[Textbook-l] [Wikipedia-l] Re: maybe time for a document project, sometime in the near future?
Daniel Mayer
maveric149 at yahoo.com
Sun Aug 17 08:23:28 UTC 2003
Cross posted to Textbook-L
Brion wrote:
>The thing that would make a Project Sourceberg
>worthwhile is wiki-style annotation of the texts.
Yes! Just so everybody knows, we've been talking about annotation for the
Wikibooks project on Textbook-L. See "disappearing/reappearing column-side
notes," "public domain works with marginal notes" and "Re:
disappearing/reappearing column side-notes" at
http://mail.wikipedia.org/pipermail/textbook-l/2003-August/subject.html#start
Here is a hack of what that may look like:
http://www.wikipedia.org/upload/5/56/Sidenote-column.html
The current idea is to have <note> annotation </note> act as the actual
syntax.
>Annotations could include cross-links to Wikipedia
>and Wiktionary as well as within the document, and
Yep. What would really be neat is an optional java-script feature whereby
double clicking on any word in the text will bring-up the corresponding
Wiktionary entry. But that has to wait for Wiktionary to define many tens of
thousands more words first. I was also thinking of wikifying terms within the
public domain source text on Wikibooks to point to their corresponding
Wikipedia articles. Aside: A different color for cross-Wikimedia links would
be nice so that true external links (outside of Wikimedia) are
distinguishable from cross-Wikimedia links (I've suggested green before).
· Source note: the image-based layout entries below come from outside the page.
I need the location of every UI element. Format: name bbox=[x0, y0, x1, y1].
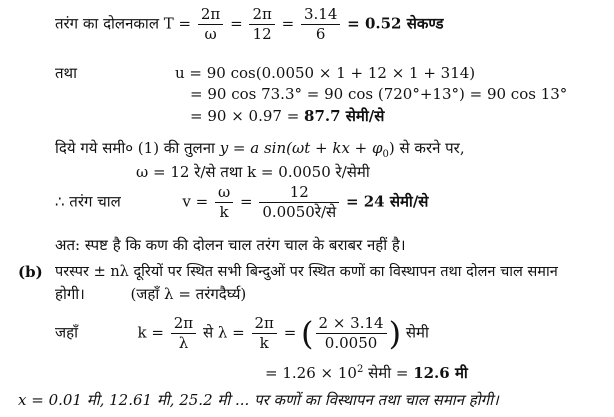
comparison-statement: दिये गये समी० (1) की तुलना y = a sin(ωt + kx + $\varphi_0$) से करने पर, bbox=[55, 139, 465, 160]
fraction-omega-k: $\frac{\omega}{k}$ bbox=[215, 185, 233, 220]
wave-speed-label: ∴ तरंग चाल bbox=[55, 192, 121, 211]
velocity-equation-2: = 90 cos 73.3° = 90 cos (720°+13°) = 90 cos 13° bbox=[190, 85, 568, 103]
velocity-equation-3: = 90 × 0.97 = 87.7 सेमी/से bbox=[190, 107, 385, 125]
fraction-2pi-omega: $\frac{2\pi}{\omega}$ bbox=[198, 7, 223, 42]
fraction-314-6: $\frac{3.14}{6}$ bbox=[301, 7, 340, 42]
wave-speed-equation: ∴ तरंग चाल v = $\frac{\omega}{k}$ = $\frac{12}{\text{0.0050रे/से}}$ = 24 सेमी/से bbox=[55, 183, 429, 221]
positions-statement: x = 0.01 मी, 12.61 मी, 25.2 मी ... पर कणों का विस्थापन तथा चाल समान होगी। bbox=[18, 391, 499, 409]
part-b-continuation: होगी। (जहाँ λ = तरंगदैर्घ्य) bbox=[55, 285, 247, 303]
wavelength-equation: जहाँ k = $\frac{2\pi}{\lambda}$ से λ = $\frac{2\pi}{k}$ = ( $\frac{2 \times 3.14}{0.0050}$ ) सेमी bbox=[55, 314, 429, 353]
part-b-statement: परस्पर ± nλ दूरियों पर स्थित सभी बिन्दुओं पर स्थित कणों का विस्थापन तथा दोलन चाल समान bbox=[55, 264, 558, 280]
wave-formula: y = a sin(ωt + kx + φ bbox=[219, 139, 383, 157]
fraction-2pi-12: $\frac{2\pi}{12}$ bbox=[249, 7, 274, 42]
part-b-label: (b) bbox=[18, 263, 43, 281]
wave-speed-result: = 24 सेमी/से bbox=[345, 192, 429, 211]
fraction-2pi-k: $\frac{2\pi}{k}$ bbox=[252, 316, 277, 351]
omega-k-values: ω = 12 रे/से तथा k = 0.0050 रे/सेमी bbox=[136, 163, 370, 181]
fraction-2pi-lambda: $\frac{2\pi}{\lambda}$ bbox=[171, 316, 196, 351]
period-equation: तरंग का दोलनकाल T = $\frac{2\pi}{\omega}$ = $\frac{2\pi}{12}$ = $\frac{3.14}{6}$ = 0.52 सेकण्ड bbox=[55, 5, 444, 43]
velocity-equation-1: u = 90 cos(0.0050 × 1 + 12 × 1 + 314) bbox=[175, 64, 476, 82]
fraction-628-0050: $\frac{2 \times 3.14}{0.0050}$ bbox=[316, 316, 387, 351]
velocity-label: तथा bbox=[55, 64, 78, 82]
conclusion-statement: अत: स्पष्ट है कि कण की दोलन चाल तरंग चाल के बराबर नहीं है। bbox=[55, 236, 406, 254]
period-result: = 0.52 सेकण्ड bbox=[347, 14, 444, 33]
velocity-result: 87.7 सेमी/से bbox=[304, 107, 385, 125]
wavelength-result: = $1.26 \times 10^2$ सेमी = 12.6 मी bbox=[265, 364, 468, 382]
fraction-12-k: $\frac{12}{\text{0.0050रे/से}}$ bbox=[259, 185, 339, 220]
wavelength-final: 12.6 मी bbox=[413, 364, 468, 382]
wavelength-definition: (जहाँ λ = तरंगदैर्घ्य) bbox=[130, 285, 247, 303]
period-label: तरंग का दोलनकाल T = bbox=[55, 14, 192, 33]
>we could have a relatively sane system for linking
>from Wikipedia and Wiktionary to *particular spots*
>in the texts, for instance to provide context for a quote.
We could use anchors for this now that Wikipedia, Wiktionary and Wikibooks all
have the latest and greatest MediaWiki installed.
>Now, that would require some special coding if we want
>to make it a clean system (ie, one where visitors can edit
>annotations but not original text); or one could just dump
>Gutenberg's ASCII texts straight into giant wiki pages and
>do it all by hand.
I'm not convinced that locking the public domain source text would be the best
option since there is a lot of formatting and Wikifying that can be done with
source text. However, I wouldn't mind blocking anons from editing source text
if that can be coded easily enough (since logged-in users are more likely to
know better about not changing the wording of the source text). But at the
very least, annotations should be open to edit by all.
Oh, and other Wikibooks modules should also have the ability to use the
annotation feature (such as textbooks). So that is something to keep in mind
if/when the annotation system is being worked on.